I work for PeaceWorks Computer Consulting, which supports several non-governmental organizations (NGOs), including MCC. In supporting these organizations we make use of and contribute to free software as much as we can, which makes this job doubly-satisfying. Bash

Bash programmable completion is very cool, and it's included in the bash from debian/unstable. I'm addicted.

Well, I finally submitted my Linuxtag paper last week. It was a bit rushed in the end, as I was working on it at the same time as my parents were here visiting in Germany. I was only able to cover WebKit and MiddleKit in the paper, but I hope to also introduce PSP and show gtalvola's XML-RPC sample in the talk.

Finally sat down again to work on gnome-vim yesterday. The idea I'm working at is to add bonobo support to the vim itself. Each instance of the vim control would need to be in a separate process, though, which is different from all the tutorials and samples I've seen so far.

I played around with a bonobo sample app from djcb's bonobo tutorial.

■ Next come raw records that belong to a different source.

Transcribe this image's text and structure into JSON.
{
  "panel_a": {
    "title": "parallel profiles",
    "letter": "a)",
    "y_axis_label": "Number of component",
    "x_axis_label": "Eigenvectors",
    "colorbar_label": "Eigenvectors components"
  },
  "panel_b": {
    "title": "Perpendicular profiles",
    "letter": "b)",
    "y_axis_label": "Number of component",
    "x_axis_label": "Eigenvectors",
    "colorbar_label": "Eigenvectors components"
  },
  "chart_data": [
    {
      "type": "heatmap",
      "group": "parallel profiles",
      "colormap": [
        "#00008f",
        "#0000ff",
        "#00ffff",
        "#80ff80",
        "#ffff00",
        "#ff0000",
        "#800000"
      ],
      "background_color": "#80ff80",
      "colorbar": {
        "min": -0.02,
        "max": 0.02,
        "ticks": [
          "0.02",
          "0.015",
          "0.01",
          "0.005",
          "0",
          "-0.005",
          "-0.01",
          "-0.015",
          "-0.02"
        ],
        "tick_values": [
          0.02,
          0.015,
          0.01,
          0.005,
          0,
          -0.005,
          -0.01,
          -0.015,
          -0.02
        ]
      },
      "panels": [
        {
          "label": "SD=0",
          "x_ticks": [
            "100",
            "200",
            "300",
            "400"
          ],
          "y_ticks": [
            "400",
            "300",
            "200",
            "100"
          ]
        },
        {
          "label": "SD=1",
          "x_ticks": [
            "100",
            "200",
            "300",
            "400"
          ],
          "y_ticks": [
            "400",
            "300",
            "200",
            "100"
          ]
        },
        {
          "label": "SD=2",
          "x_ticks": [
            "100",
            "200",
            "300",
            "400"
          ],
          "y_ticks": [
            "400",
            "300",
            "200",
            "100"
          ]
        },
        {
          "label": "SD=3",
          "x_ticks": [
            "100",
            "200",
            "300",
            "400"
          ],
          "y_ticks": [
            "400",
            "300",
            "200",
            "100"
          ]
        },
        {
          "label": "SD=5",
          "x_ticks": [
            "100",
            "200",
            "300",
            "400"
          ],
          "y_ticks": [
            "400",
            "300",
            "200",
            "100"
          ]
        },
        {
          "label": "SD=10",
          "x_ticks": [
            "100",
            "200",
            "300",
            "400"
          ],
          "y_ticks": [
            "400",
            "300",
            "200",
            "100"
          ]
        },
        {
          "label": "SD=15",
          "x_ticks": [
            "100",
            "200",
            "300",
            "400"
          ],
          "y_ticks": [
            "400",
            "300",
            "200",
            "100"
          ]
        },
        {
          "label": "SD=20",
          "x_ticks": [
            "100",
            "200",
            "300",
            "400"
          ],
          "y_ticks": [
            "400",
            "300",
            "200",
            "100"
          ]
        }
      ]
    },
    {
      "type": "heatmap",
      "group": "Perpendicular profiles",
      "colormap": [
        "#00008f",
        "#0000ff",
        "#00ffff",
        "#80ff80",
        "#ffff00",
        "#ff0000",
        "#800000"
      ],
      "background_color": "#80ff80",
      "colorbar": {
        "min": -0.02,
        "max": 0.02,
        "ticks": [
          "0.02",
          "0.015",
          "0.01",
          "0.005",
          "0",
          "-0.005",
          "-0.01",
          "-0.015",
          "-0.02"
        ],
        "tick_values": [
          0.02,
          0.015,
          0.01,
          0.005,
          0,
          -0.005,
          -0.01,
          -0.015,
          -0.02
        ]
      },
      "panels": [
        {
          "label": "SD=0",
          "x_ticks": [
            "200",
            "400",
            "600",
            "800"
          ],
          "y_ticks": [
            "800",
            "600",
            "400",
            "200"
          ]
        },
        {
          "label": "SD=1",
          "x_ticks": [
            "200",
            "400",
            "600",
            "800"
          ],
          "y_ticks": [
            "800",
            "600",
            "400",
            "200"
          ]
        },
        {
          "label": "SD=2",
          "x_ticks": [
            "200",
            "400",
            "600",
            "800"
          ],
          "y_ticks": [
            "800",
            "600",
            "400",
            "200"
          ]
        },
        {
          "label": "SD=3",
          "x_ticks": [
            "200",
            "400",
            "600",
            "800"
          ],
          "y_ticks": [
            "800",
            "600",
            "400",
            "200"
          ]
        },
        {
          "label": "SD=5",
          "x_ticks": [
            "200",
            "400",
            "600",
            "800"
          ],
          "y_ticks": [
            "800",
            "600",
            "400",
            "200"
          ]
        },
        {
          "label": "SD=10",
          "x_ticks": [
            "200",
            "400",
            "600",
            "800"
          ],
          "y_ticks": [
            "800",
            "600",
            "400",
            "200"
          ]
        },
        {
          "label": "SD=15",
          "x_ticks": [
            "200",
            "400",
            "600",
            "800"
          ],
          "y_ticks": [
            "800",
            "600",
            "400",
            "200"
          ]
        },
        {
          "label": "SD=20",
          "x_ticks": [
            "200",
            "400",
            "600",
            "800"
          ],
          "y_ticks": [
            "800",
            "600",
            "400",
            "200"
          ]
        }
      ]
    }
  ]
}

I diddled with the sample a bit. I removed the factory and start an instance of the control in main(). I changed the .oaf file to reflect this. Oaf was happy enough, and when I started the container the control came up without problems. But when I tried to start a second instance the first control disappeared from the container, and I had two empty container apps running. So it appears that oaf wanted to start the second instance of the control from the same process, which won't work for what I'm trying to do.

Now I'm struggling with how to write a factory which spawns processes and returns their object references to oaf. One possibility would be to do what oaf does when bootstrapping a factory: it gets the IOR passed back to it from the child process via a pipe.

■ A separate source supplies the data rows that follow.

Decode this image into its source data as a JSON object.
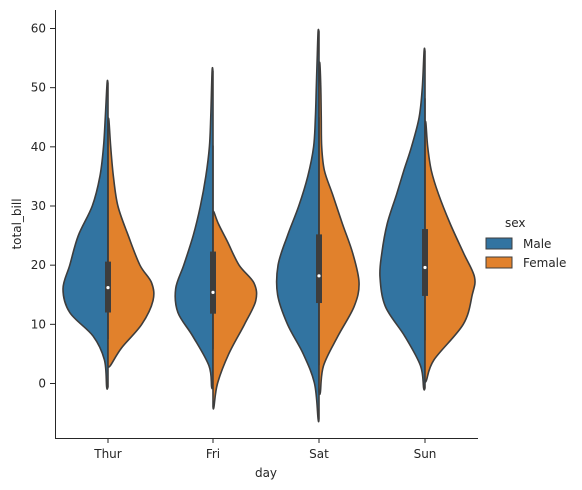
{
  "chart_data": {
    "type": "violin",
    "categories": [
      "Thur",
      "Fri",
      "Sat",
      "Sun"
    ],
    "xlabel": "day",
    "ylabel": "total_bill",
    "ylim": [
      -9,
      63
    ],
    "yticks": [
      0,
      10,
      20,
      30,
      40,
      50,
      60
    ],
    "grid": false,
    "legend": {
      "title": "sex",
      "placement": "right"
    },
    "series": [
      {
        "name": "Male",
        "color": "#3274a1",
        "violins": [
          {
            "category": "Thur",
            "ymin": -0.6,
            "ymax": 50.8,
            "profile": [
              [
                -0.6,
                0.03
              ],
              [
                4,
                0.08
              ],
              [
                8,
                0.33
              ],
              [
                12,
                0.85
              ],
              [
                16,
                1.0
              ],
              [
                20,
                0.85
              ],
              [
                25,
                0.66
              ],
              [
                30,
                0.35
              ],
              [
                35,
                0.18
              ],
              [
                40,
                0.1
              ],
              [
                45,
                0.06
              ],
              [
                50.8,
                0.02
              ]
            ]
          },
          {
            "category": "Fri",
            "ymin": -0.6,
            "ymax": 52.8,
            "profile": [
              [
                -0.6,
                0.03
              ],
              [
                3,
                0.09
              ],
              [
                8,
                0.45
              ],
              [
                12,
                0.78
              ],
              [
                16,
                0.83
              ],
              [
                20,
                0.65
              ],
              [
                25,
                0.44
              ],
              [
                30,
                0.28
              ],
              [
                35,
                0.16
              ],
              [
                40,
                0.08
              ],
              [
                45,
                0.05
              ],
              [
                52.8,
                0.02
              ]
            ]
          },
          {
            "category": "Sat",
            "ymin": -6.0,
            "ymax": 59.5,
            "profile": [
              [
                -6,
                0.02
              ],
              [
                0,
                0.1
              ],
              [
                5,
                0.35
              ],
              [
                10,
                0.7
              ],
              [
                15,
                0.92
              ],
              [
                20,
                0.91
              ],
              [
                25,
                0.7
              ],
              [
                30,
                0.45
              ],
              [
                35,
                0.25
              ],
              [
                40,
                0.12
              ],
              [
                45,
                0.08
              ],
              [
                50,
                0.06
              ],
              [
                55,
                0.04
              ],
              [
                59.5,
                0.02
              ]
            ]
          },
          {
            "category": "Sun",
            "ymin": -0.8,
            "ymax": 56.2,
            "profile": [
              [
                -0.8,
                0.03
              ],
              [
                3,
                0.1
              ],
              [
                8,
                0.45
              ],
              [
                13,
                0.88
              ],
              [
                18,
                1.0
              ],
              [
                22,
                0.96
              ],
              [
                27,
                0.84
              ],
              [
                32,
                0.63
              ],
              [
                36,
                0.47
              ],
              [
                40,
                0.3
              ],
              [
                45,
                0.13
              ],
              [
                50,
                0.06
              ],
              [
                56.2,
                0.02
              ]
            ]
          }
        ]
      },
      {
        "name": "Female",
        "color": "#e1812c",
        "violins": [
          {
            "category": "Thur",
            "ymin": 3.0,
            "ymax": 44.5,
            "profile": [
              [
                3,
                0.05
              ],
              [
                6,
                0.3
              ],
              [
                10,
                0.75
              ],
              [
                14,
                1.0
              ],
              [
                17,
                0.97
              ],
              [
                20,
                0.71
              ],
              [
                25,
                0.45
              ],
              [
                30,
                0.22
              ],
              [
                35,
                0.12
              ],
              [
                40,
                0.06
              ],
              [
                44.5,
                0.02
              ]
            ]
          },
          {
            "category": "Fri",
            "ymin": -4.0,
            "ymax": 29.0,
            "profile": [
              [
                -4,
                0.02
              ],
              [
                0,
                0.1
              ],
              [
                5,
                0.35
              ],
              [
                10,
                0.7
              ],
              [
                14,
                0.95
              ],
              [
                17,
                0.91
              ],
              [
                20,
                0.58
              ],
              [
                24,
                0.32
              ],
              [
                27,
                0.12
              ],
              [
                29,
                0.02
              ]
            ]
          },
          {
            "category": "Sat",
            "ymin": -1.5,
            "ymax": 54.0,
            "profile": [
              [
                -1.5,
                0.03
              ],
              [
                3,
                0.1
              ],
              [
                8,
                0.42
              ],
              [
                13,
                0.78
              ],
              [
                17,
                0.89
              ],
              [
                22,
                0.75
              ],
              [
                27,
                0.52
              ],
              [
                32,
                0.3
              ],
              [
                36,
                0.12
              ],
              [
                40,
                0.06
              ],
              [
                45,
                0.05
              ],
              [
                50,
                0.04
              ],
              [
                54,
                0.02
              ]
            ]
          },
          {
            "category": "Sun",
            "ymin": 0.5,
            "ymax": 44.0,
            "profile": [
              [
                0.5,
                0.03
              ],
              [
                4,
                0.2
              ],
              [
                10,
                0.85
              ],
              [
                15,
                1.05
              ],
              [
                18,
                1.1
              ],
              [
                22,
                0.86
              ],
              [
                27,
                0.56
              ],
              [
                32,
                0.3
              ],
              [
                36,
                0.14
              ],
              [
                40,
                0.06
              ],
              [
                44,
                0.02
              ]
            ]
          }
        ]
      }
    ],
    "box": [
      {
        "category": "Thur",
        "q1": 12.0,
        "median": 16.2,
        "q3": 20.6,
        "whisker_low": 7.5,
        "whisker_high": 43.0
      },
      {
        "category": "Fri",
        "q1": 11.8,
        "median": 15.4,
        "q3": 22.3,
        "whisker_low": 5.8,
        "whisker_high": 40.2
      },
      {
        "category": "Sat",
        "q1": 13.6,
        "median": 18.2,
        "q3": 25.2,
        "whisker_low": 3.1,
        "whisker_high": 45.0
      },
      {
        "category": "Sun",
        "q1": 14.8,
        "median": 19.6,
        "q3": 26.1,
        "whisker_low": 7.3,
        "whisker_high": 48.2
      }
    ]
  }
}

I'm pretty much out of time for this this weekend, but I've joined the gnome-components-list and asked for feedback, to see if my plan makes any sense at all. :)

Had a new idea for gnome-vim yesterday. Presently communication between my component code and the vim instance is limited to sending keystrokes and using the vim client-server functionality to (for example) evaluate a vim expression and receive the result. Quite limited, but, well, gnome-vim started out as a quick hack, because I wanted to use vim with Evo.

Several people have asked why I don't make use the vim-gtk code in gnome-vim. My response has been:

  • the vim-gtk toolbars and menus wouldn't "just work" as a bonobo control, because they're just straight gtk. They'd have to be rewritten to use bonobo so that the menus and toolbars can be merged with the container's UI.
  • gnome-vim must support multiple instances running simultaneously, and needs to maintain communication with each running vim instance.

However, I was thinking more about this second point, and it seems that this is requirement is just due to the structure that gnome-vim inherited from the gtkhtml control (on which I based my initial code).

If instead of writing a component factory, I could simply supply an executable which implements an interface, and oaf should (I think) fire up an instance of the process for each required component. It would be an out-of-process control, but each process would be running the vim process directly (with corba interface implementations and bonobo stuff added).

This would allow a much tighter integration with vim, which would make it possible to support fancier interfaces. I envision gnome-vim being used with Anjuta: when the user begins to type a function name, gnome-vim pops up a menu with possible completions.

I'd like to move to this structure down the road, but in the meantime I have a maintenance version to release.

Looking forward to being back in Germany again. I'll be spending two months there with my fiancee Katharina on April 25 for two months, during which time I'll give a talk on Webware at Linuxtag 2002.

I was at Linuxtag 2001 in Stuttgart, but this will be my first presentation. I'm both nervous and excited about it. Although I've been a free software user, advocate and contributor for several years, it's only recently that I've stopped just "lurking" and started to make more connections with other developers, and I'm looking forward to doing more of this in Karlsruhe.